À votre tour, ressentez toute la fierté de restaurer un morceau d’histoire. Saisissez les occasions d’affaires qui se multiplient avec l’intérêt grandissant envers le patrimoine. Ralliez-vous à une communauté de gens engagés en vous inscrivant au AEC pour vous perfectionner en métiers d’art du patrimoine bâti.
À propos de l’AEC
La nouvelle attestation d’études collégiales (AEC) en Métiers d’art du patrimoine bâti permet de se perfectionner pour intervenir adéquatement sur les bâtiments patrimoniaux. Ce programme de 510 heures comprend des cours communs à tous les métiers et des cours techniques en atelier selon les spécialisations.
Neuf spécialisations seront développées : arts décoratifs, charpenterie traditionnelle, ébénisterie-menuiserie, ferblanterie ornementale traditionnelle, ferronnerie d’art/forge, maçonnerie traditionnelle, plâtre ornemental, taille de pierre et vitrail. La première cohorte officielle du programme en 2021-2022 couvrait deux spécialités, doit la taille de pierre et l’ébénisterie-menuiserie.

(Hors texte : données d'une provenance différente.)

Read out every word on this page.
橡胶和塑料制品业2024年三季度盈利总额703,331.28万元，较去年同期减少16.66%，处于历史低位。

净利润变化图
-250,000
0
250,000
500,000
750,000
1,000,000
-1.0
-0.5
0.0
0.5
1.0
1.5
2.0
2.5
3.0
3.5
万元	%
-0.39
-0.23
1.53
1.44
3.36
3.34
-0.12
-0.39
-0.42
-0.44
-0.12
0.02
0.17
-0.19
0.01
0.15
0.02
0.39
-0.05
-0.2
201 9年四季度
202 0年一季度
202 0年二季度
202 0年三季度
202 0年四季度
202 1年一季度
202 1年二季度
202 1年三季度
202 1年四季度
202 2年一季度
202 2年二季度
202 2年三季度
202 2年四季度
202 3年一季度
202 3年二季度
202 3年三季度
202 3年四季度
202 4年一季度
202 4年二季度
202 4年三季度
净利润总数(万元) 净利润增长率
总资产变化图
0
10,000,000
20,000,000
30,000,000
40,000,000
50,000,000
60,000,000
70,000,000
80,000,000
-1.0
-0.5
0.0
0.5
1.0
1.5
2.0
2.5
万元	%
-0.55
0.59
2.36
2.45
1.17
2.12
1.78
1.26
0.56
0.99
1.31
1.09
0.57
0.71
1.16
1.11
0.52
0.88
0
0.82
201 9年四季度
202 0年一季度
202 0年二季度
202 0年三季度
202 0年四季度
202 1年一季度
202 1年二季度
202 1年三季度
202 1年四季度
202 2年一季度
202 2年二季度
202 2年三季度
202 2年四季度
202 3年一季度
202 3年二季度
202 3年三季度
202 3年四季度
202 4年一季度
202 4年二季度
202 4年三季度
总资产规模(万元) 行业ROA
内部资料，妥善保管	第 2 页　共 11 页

Avec plus de 270 heures de formations pratiques sur les techniques spécialisées dans un contexte de restauration de patrimoine, l’AEC en Métiers d’art du patrimoine bâti apparaît comme une des solutions à la pénurie de main-d’œuvre qualifiée dans les interventions pour la sauvegarde de notre patrimoine collectif au Québec.
Légende : Les étudiants en visite à l’ancien hôpital Royal Victoria ainsi qu’à l’Église Saint-James de Montréal.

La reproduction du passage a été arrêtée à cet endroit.